Ich breche ab. Ich denke, es ist deutlich geworden: unser Weg von Sukkot nach Etam ist keine grade Strecke. Vom Neujahrsmorgen zum Altjahrsabend ist ein ganzes Lebensjahr. Bunt, abwechslungsreich, mal erschreckend und mal zum Erschrecken schön.
Nehmen wir uns Zeit, zurückzuschauen, in Gedanken noch mal die eine oder andere Strecke zu durchwandern, zu durchschreiten, zu stolpern, zu gehen…

Die Orgel spielt uns dazu ein Zwischenspiel

[Zwischenspiel der Orgel]

Ich komme noch mal auf die Geschichte ganz vom Anfang zurück, die Kirschen der Freiheit von Alfred Andersch. Der liegt unter seinem Kirschbaum und ißt Kirschen. Und er weiß, irgendwann wird er aufbrechen müssen, sich den Amerikanern stellen müssen und sich in Gefangenschaft begeben.

Ein paar Stunden, dann knallen bei uns die Sektkorken, die Feuerwerke explodieren am Himmel. Die Nacht bringt uns ein neues Jahr. 2013. Ein neues Jahr für uns. 1820 Kilometer zu laufen bis zum Altjahrsabend 2013 – hoffentlich.

[TEXT 2. Mose 13,21f.]

Die Kinder Israels mußten auch aufbrechen von ihrem Lagerplatz in Etam. Es war nur ein Rast- und Lagerplatz. Zwischenstation. Die nächste Strecke galt es, unter die Füße zu nehmen. Etam war kein Platz auf Dauer.

Aber sie durften wissen: Gott ist bei euch, geht mit euch. Keinen Moment gibt es, da er nicht mit euch ist. Wolkensäule am Tag, Feuersäule in der Nacht.

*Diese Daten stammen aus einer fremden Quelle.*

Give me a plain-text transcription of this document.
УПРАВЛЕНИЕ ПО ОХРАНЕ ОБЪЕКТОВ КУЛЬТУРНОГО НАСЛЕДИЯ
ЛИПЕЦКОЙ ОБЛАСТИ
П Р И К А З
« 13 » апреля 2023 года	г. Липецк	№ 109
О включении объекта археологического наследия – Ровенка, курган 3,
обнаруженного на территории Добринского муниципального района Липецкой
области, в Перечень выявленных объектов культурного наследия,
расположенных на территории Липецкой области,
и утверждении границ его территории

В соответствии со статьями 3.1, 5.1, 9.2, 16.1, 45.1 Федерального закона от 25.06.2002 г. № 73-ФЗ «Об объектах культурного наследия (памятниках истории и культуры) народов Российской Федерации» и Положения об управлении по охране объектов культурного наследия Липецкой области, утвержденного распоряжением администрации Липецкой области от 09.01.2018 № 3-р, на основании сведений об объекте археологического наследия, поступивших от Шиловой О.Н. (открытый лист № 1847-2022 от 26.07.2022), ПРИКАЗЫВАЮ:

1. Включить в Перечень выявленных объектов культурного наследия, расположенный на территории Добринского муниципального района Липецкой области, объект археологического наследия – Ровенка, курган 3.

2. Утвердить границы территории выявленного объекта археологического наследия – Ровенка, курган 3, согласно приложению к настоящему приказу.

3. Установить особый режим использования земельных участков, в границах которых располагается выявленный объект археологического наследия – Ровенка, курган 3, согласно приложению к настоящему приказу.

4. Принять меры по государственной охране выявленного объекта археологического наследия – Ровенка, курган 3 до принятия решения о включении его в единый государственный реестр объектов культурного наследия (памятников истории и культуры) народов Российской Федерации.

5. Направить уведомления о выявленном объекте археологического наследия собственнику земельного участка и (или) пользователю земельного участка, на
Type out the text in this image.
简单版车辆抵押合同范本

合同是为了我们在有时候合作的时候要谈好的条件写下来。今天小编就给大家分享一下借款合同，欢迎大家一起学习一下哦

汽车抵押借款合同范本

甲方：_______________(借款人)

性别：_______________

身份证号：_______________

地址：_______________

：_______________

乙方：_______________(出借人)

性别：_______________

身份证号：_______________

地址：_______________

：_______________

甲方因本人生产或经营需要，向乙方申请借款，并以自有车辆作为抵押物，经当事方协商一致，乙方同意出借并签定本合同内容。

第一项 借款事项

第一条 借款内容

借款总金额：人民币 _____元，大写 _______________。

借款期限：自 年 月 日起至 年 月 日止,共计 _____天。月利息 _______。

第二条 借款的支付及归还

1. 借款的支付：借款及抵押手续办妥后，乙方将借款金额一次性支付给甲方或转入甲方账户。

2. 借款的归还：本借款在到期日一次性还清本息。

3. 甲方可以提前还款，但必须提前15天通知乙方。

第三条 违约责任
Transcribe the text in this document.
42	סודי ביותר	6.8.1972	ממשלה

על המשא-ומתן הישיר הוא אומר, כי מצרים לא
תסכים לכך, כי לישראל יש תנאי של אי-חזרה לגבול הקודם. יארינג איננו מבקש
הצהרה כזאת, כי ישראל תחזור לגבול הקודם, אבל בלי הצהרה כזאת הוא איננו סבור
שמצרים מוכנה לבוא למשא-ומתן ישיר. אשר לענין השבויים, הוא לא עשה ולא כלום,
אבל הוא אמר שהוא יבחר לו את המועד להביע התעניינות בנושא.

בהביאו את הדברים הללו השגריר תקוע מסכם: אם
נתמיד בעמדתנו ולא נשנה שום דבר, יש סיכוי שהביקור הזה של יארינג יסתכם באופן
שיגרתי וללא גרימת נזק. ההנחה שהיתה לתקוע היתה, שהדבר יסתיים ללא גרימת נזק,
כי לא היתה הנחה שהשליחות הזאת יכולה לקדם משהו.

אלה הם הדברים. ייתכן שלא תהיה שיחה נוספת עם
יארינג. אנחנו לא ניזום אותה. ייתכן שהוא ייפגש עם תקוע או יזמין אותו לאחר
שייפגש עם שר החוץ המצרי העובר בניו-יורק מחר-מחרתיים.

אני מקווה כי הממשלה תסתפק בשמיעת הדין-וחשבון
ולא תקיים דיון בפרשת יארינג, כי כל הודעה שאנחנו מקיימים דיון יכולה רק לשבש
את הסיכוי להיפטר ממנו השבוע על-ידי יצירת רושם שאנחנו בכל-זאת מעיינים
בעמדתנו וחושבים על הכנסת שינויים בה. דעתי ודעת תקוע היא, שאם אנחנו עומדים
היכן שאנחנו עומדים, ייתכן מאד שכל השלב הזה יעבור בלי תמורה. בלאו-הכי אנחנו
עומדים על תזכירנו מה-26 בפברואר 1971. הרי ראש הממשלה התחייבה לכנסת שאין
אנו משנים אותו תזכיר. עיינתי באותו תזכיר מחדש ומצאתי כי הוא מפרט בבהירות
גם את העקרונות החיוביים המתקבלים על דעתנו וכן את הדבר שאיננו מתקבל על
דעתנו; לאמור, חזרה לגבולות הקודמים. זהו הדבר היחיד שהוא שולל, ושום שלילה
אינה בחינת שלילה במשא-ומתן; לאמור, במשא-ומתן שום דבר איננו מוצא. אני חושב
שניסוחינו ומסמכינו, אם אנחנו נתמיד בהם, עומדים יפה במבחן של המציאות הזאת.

Und das gilt auch uns am Sylvesterabend 2012: auf den 1820 Kilometern, die wir in den letzten zwölf Monaten, 52 Wochen, 365 Tagen á 24 Stunden angeblich zurückgelegt haben, war Gott mit uns. Er ist mitgegangen Schritt für Schritt, hat uns geführt und geleitet, daß wir hier heute abend ankommen konnten, uns lagern konnten in Etam, in dieser Stunde Gottesdienst. Und auch im neuen Jahr 2013 gibt es keinen gottlosen Moment und keinen gottlosen Ort. Gott ist gegenwärtig!

Liebe Gemeinde, man braucht kein Prophet zu sein, um voraussagen zu können, daß auch im kommenden Jahr unsere Wege ähnlich sein werden, wie sie in diesem Jahr waren. Mal werden wir uns mühsam voranschleppen, dann wieder über Wiesen tänzeln; mal werden wir uns durch den Morast wühlen, dann wieder an Steinen, die uns im Weg liegen, blutige Knie oder Schlimmeres holen. Mal werden wir Wasser aus der hohlen Hand gierig an einer erfrischenden Quelle trinken, und dann wieder wird uns der Hunger den Weg endlos machen. Sackgassen, Kreisverkehre, Umwege, Steigungen und Gefällstrecken werden uns nicht erspart bleiben. Und vielleicht werden wir sogar auf manchen Strecken das Gefühl haben, von Gott, der Welt und allen guten Geistern verlassen zu sein.

Aber dann tut uns gut, wenn wir auf unserem Weg uns an die Kinder Israel auf ihrer Wüstenwanderung zwischen Sukkot, Etam und dem Gelobten Land erinnern, an die Feuer- und Wolkensäule. Daran, daß Gott doch bei uns ist, daß er uns nicht allein läßt. Daß er mit uns geht, uns den Weg ins neue Jahr bereitet und dort auf uns wartet.

Lassen Sie uns mit dieser Zuversicht das alte Jahr zurück in Gottes Hände legen und mit dieser unerschütterlichen Hoffnung in das neue Jahr 2013 gehen. Amen.